Mutational analysis of insertion sequence 50 (IS50) and transposon 5 (Tn5) ends.

J C Makris 1, P L Nordmann 1, W S Reznikoff 1
PMCID: PMC279962  PMID: 2832849

Abstract

Insertion sequence 50 (IS50) transposition utilizes a 19-base-pair "outside" end and a 19-base-pair "inside" end in inverted orientation relative to each other, whereas transposon 5 (Tn5) transposition utilizes two inverted outside ends. The frequency of transposition events that involve an inside end is regulated 1000-fold by the host dam methylase system. The end sequence requirements for transposition and its regulation by dam methylase were analyzed in Escherichia coli by generating random single base pair mutations in either an IS50 inside end or outside end placed in inverted orientation with respect to an unmutagenized outside end. The mutations were then isolated, assayed for transposition phenotype, and sequenced. Mutations were isolated at 15 of the 19 sites in the outside end. All of these mutations except those at position 4 decreased transposition.

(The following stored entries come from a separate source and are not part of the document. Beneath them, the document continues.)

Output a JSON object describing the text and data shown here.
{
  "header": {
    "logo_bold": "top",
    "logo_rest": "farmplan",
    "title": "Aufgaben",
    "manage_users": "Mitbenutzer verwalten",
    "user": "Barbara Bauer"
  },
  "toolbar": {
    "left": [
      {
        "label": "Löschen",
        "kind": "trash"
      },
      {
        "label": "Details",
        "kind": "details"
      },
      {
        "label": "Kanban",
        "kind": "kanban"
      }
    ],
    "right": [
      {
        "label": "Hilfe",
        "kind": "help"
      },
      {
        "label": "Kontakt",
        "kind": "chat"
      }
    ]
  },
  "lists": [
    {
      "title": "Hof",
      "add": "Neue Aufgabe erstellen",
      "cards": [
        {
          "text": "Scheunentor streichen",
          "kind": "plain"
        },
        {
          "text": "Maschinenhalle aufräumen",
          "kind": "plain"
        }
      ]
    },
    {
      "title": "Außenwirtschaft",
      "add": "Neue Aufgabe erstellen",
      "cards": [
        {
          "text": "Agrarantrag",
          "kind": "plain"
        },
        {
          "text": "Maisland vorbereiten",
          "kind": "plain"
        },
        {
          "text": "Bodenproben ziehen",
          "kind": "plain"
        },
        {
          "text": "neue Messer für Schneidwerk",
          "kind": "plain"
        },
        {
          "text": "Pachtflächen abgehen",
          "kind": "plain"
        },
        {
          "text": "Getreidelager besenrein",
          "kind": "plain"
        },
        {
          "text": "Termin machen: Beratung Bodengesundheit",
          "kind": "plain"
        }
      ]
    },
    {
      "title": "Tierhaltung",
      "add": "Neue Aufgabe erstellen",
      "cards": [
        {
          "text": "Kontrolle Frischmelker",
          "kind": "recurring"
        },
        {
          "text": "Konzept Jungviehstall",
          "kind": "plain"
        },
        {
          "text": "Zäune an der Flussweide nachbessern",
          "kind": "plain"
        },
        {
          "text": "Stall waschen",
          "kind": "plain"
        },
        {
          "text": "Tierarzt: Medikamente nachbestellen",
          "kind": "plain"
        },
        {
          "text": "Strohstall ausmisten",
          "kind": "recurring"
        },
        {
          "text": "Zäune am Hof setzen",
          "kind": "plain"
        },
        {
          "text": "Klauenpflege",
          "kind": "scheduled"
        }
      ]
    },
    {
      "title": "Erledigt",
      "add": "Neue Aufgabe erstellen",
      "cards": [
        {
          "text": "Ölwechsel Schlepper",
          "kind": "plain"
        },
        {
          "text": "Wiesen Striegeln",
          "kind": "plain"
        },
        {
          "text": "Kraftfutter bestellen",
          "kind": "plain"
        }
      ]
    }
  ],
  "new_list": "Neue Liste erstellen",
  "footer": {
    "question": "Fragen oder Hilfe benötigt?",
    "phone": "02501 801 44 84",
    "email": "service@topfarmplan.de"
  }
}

Mutations at position 4 (which is the only nonidentical base pair in a region of homology between the outside and inside ends) had no effect on transposition. Mutations were isolated at 11 of the 19 sites in the inside end. All of these mutations, including one at position 4, decreased transposition in dam- cells. Mutations at position 10 (within a dam recognition sequence) and 2 (not within a dam recognition sequence) reduced the magnitude of dam regulation. A mutation within a dam recognition sequence adjacent to the required 19 base pairs of the inside end did not reduce the magnitude of dam regulation.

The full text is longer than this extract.